The worst-hit villages of Trangu and Ganda in Gyegu Town are first on the list, he said.
Seventy experts have been on site since April 24 and will remain for another two weeks, conducting geological exploration, as well as infrastructure and construction research.
No effort will be spared to help quake victims move into permanent housing as soon as possible, Qiang said.
The magnitude 7.1 tremor that struck the Yushu Tibetan Autonomous Prefecture on April 14 killed 2,220 people, the Qinghai provincial government said.
More than 15,000 homes in Gyegu, or 85 percent of all homes, were made mostly of mud-wood structures and were flattened in the disaster, data shows.
Qiang said the new permanent homes would be made of concrete.
During the transition period to permanent housing, thicker, cotton-padded tents will be provided for victims staying in temporary shelters, Qiang said.
"In the countryside, where the temperature difference between day and night is large and cold winter weather lasts longer, the warmth of cotton-padded tents will be more practical than houses made of board," he said.
The location of new homes will take into consideration highways far from areas prone to geological disaster and sites convenient for quake reconstruction, as well as future infrastructure projects, Qiang said.
Temporary settlements will be equipped with schools, medical facilities, daily necessities, fire-prevention, sanitation and waste collection equipment to ensure quake victims are safe and comfortable.
Military and local hospitals are assisting the injured and carrying out disinfection work, Qiang said.
At the same time, more than 1,000 students have been transferred to the provincial capital and other provincial regions to continue their studies. Construction of temporary classrooms is also underway.
Five billion yuan (US$732 million) of materials and funds have been donated to Qinghai from home and abroad. Ensuring relief supplies are distributed to victims in a rational and effective way will be paramount, said Geng Yang, director of the provincial department of civil affairs.
The quake-hit area has been divided into 19 distribution areas, with one division leader and one county-level leader organizing and supervising the distribution of the relief supplies, he said.
"A total of 1,500 armed police officers are also deployed in the 19 distribution areas to maintain order as well as help load and unload relief materials for the victims," he said.
Qiang said protecting the environment will be given priority in the reconstruction of Yushu.
Yushu is the fountainhead for China's three major rivers -- the Yangtze River, the Yellow River and the Lancangjiang River. It has the reputation of being the "Chinese water tower" and is playing an extremely important role in environmental and ecological protection, Qiang said.
"Protecting the green hills, clear waters, plants and trees here has always been our important responsibility to the whole nation," he said.
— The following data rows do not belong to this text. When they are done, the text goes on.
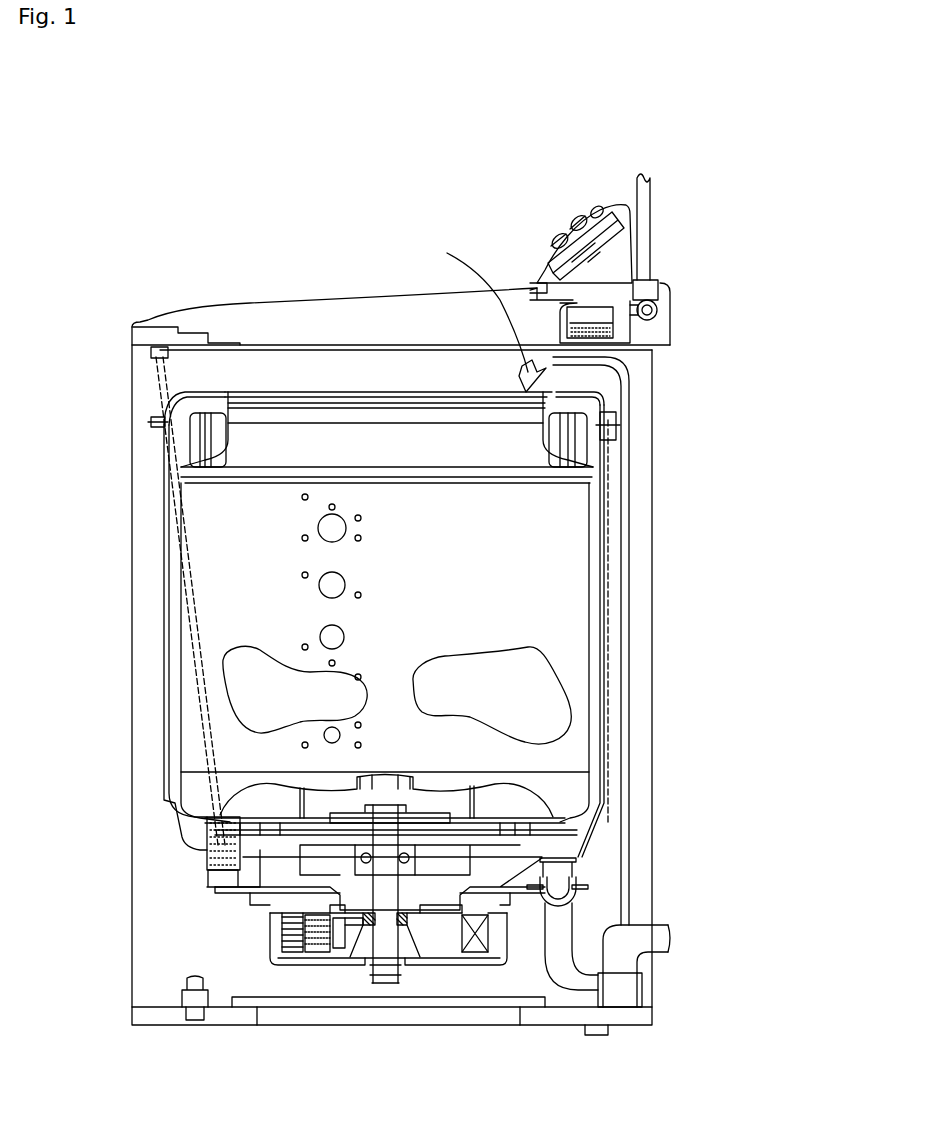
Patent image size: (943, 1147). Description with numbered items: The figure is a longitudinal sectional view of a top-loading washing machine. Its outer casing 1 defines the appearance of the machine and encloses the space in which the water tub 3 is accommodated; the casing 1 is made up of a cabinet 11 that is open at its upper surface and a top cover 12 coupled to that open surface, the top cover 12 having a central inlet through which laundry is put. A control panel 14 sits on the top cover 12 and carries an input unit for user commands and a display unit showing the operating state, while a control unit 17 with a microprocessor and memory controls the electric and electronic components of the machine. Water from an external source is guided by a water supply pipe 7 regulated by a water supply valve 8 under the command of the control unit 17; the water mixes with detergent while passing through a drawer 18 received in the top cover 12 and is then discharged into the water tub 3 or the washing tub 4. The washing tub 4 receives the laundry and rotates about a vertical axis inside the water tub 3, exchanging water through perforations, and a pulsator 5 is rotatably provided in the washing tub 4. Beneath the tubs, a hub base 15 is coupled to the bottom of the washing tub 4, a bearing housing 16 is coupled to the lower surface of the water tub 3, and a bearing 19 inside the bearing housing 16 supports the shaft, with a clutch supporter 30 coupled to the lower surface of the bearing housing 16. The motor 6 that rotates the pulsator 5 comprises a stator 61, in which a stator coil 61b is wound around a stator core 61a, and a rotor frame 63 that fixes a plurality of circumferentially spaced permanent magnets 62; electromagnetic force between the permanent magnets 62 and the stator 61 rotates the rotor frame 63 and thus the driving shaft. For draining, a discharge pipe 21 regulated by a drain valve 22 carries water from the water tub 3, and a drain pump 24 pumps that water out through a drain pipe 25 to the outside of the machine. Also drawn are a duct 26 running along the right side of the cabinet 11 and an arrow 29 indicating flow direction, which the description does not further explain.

The casing 1 is at (110, 222).
The cabinet 11 is at (130, 378).
The top cover 12 is at (158, 320).
The control panel 14 is at (578, 228).
The control unit 17 is at (613, 242).
The water supply pipe 7 is at (645, 196).
The water supply valve 8 is at (662, 305).
The drawer 18 is at (560, 317).
The water tub 3 is at (163, 565).
The washing tub 4 is at (180, 607).
The pulsator 5 is at (263, 802).
The hub base 15 is at (283, 822).
The bearing 19 is at (313, 883).
The bearing housing 16 is at (312, 900).
The motor 6 is at (284, 1012).
The stator 61 is at (305, 1017).
The stator core 61a is at (325, 962).
The stator coil 61b is at (293, 962).
The permanent magnets 62 is at (268, 955).
The rotor frame 63 is at (280, 932).
The clutch supporter 30 is at (382, 985).
The drain valve 22 is at (557, 887).
The discharge pipe 21 is at (580, 988).
The drain pump 24 is at (630, 990).
The drain pipe 25 is at (661, 938).
The air duct 26 is at (627, 597).
The air flow 29 is at (483, 311).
By May 15, the expert team will determine the total population capacity of Yushu as well as point out suitable reconstruction sites.
Construction will be carried out through a detailed evaluation of soil and water resources, the ecosystem, natural disasters and economic development.
"Centralized drinking water sources, water quality, the surrounding environment and water supply stability with 16,000 to 20,000 cubic meters of supply a day, will be the standards for selecting drinking water sources," said Wang Yong, vice-head of the Yushu Tibetan autonomous prefecture.